L’anno successivo, a parte le scelte del Draft, Fontecchio è stato l’unico giocatore ad essere tornato a giocare. Il nuovo front office, guidato da Trajan Langdon, ha dato priorità al suo ritorno e gli ha fatto firmare un contratto da 16 milioni di dollari in 2 anni.
Il primo anno non è andato come ci si aspettava, ma stanotte ci ha ricordato cosa è davvero capace di fare.
Ha segnato il suo massimo stagionale di 23 punti e ha raccolto 7 rimbalzi, realizzando 9 dei 10 tiri dal campo tentati, oltre che tutti e 5 i suoi tiri da tre punti. Così che i Pistons potesse imporsi per 127-81 sui New Orleans Pelicans.

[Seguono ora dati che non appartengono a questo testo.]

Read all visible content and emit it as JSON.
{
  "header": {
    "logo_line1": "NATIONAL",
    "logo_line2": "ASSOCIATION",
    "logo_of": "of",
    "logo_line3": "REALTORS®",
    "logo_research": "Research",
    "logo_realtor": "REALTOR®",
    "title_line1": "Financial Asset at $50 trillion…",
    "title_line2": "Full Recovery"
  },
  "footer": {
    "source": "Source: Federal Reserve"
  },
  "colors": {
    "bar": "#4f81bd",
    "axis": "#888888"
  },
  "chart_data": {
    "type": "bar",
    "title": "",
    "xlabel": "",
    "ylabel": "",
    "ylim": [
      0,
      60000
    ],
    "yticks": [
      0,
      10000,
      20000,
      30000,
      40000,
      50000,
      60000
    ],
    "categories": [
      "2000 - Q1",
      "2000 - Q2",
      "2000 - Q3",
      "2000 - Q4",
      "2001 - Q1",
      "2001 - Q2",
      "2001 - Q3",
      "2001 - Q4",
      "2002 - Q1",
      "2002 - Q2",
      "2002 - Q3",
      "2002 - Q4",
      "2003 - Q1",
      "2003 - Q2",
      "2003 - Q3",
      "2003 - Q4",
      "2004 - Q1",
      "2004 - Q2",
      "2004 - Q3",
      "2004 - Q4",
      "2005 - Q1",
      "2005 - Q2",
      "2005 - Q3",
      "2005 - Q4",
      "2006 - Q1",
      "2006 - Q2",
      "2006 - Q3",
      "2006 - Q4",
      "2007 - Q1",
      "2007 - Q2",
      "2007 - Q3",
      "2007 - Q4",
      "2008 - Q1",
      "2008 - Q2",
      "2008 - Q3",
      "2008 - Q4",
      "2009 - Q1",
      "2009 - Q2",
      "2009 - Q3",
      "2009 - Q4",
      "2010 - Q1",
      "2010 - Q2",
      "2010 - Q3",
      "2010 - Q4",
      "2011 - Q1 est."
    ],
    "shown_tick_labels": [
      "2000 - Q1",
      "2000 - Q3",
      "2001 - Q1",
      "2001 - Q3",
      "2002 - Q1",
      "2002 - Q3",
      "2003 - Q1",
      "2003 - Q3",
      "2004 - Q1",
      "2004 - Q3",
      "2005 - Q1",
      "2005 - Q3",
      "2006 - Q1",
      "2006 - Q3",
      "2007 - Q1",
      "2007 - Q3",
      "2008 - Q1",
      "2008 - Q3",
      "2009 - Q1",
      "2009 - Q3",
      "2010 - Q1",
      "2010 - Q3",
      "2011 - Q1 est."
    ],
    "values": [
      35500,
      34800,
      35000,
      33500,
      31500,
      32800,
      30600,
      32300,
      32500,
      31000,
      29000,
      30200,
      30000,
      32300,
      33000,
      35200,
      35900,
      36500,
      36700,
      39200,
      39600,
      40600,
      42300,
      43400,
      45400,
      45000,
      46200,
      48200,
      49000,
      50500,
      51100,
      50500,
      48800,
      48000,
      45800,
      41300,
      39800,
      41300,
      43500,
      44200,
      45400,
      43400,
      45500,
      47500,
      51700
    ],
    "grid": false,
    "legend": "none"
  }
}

All’inizio della stagione, sentiva ancora gli effetti dell’intervento, e ha faticato a trovare il ritmo in un nuovo ruolo e con un nuovo staff di allenatori. Eppure, nonostante le sue difficoltà da tre, in questa stagione ha lavorato sodo in difesa e disponibilità a fare il passaggio in più.
J.B. Bickerstaff ha detto che, in alcuni giorni, il piede gli fa male.
“Ma ha capito come si fa a vincere, qual è il suo ruolo e cosa serve a questa squadra” ha detto il coach. “Fa tutto il possibile per prendersene cura. È un professionista, un grande compagno di squadra e siamo fortunati ad averlo. Abbiamo fiducia in questi ragazzi e non viviamo partita per partita, ma diamo loro l’opportunità di costruirsi, di giocare con libertà e fiducia. E sappiamo che Simo è in grado di fare canestro. Sappiamo che avremo bisogno di lui e penso che stasera sia stata una grande serata, con 9 su 10 dal campo e 5 su 5 da tre. È stato bello vederlo”.
Fontecchio ha partecipato a 62 partite in questa stagione, con una media di quasi 17 minuti a match. E la fiducia che lo staff tecnico ha riposto in lui non ha mai vacillato.
“Abbiamo fatto le cose più semplici: prendere rimbalzi e stare al posto giusto per tutta la partita” ha detto il diretto interessato. “Poi la partita ha iniziato a girare a nostro favore, e ho segnato anche dei tiri liberi. È stato bello vederne un paio andare a segno. Il canestro si è allargato. È importante. Sanno che sono in grado di tirare, di fare squadra, di prendere rimbalzi, di giocare in difesa e in attacco. Sanno che continuerò a farlo anche se il tiro non entra e li apprezzo per la fiducia che hanno in me”.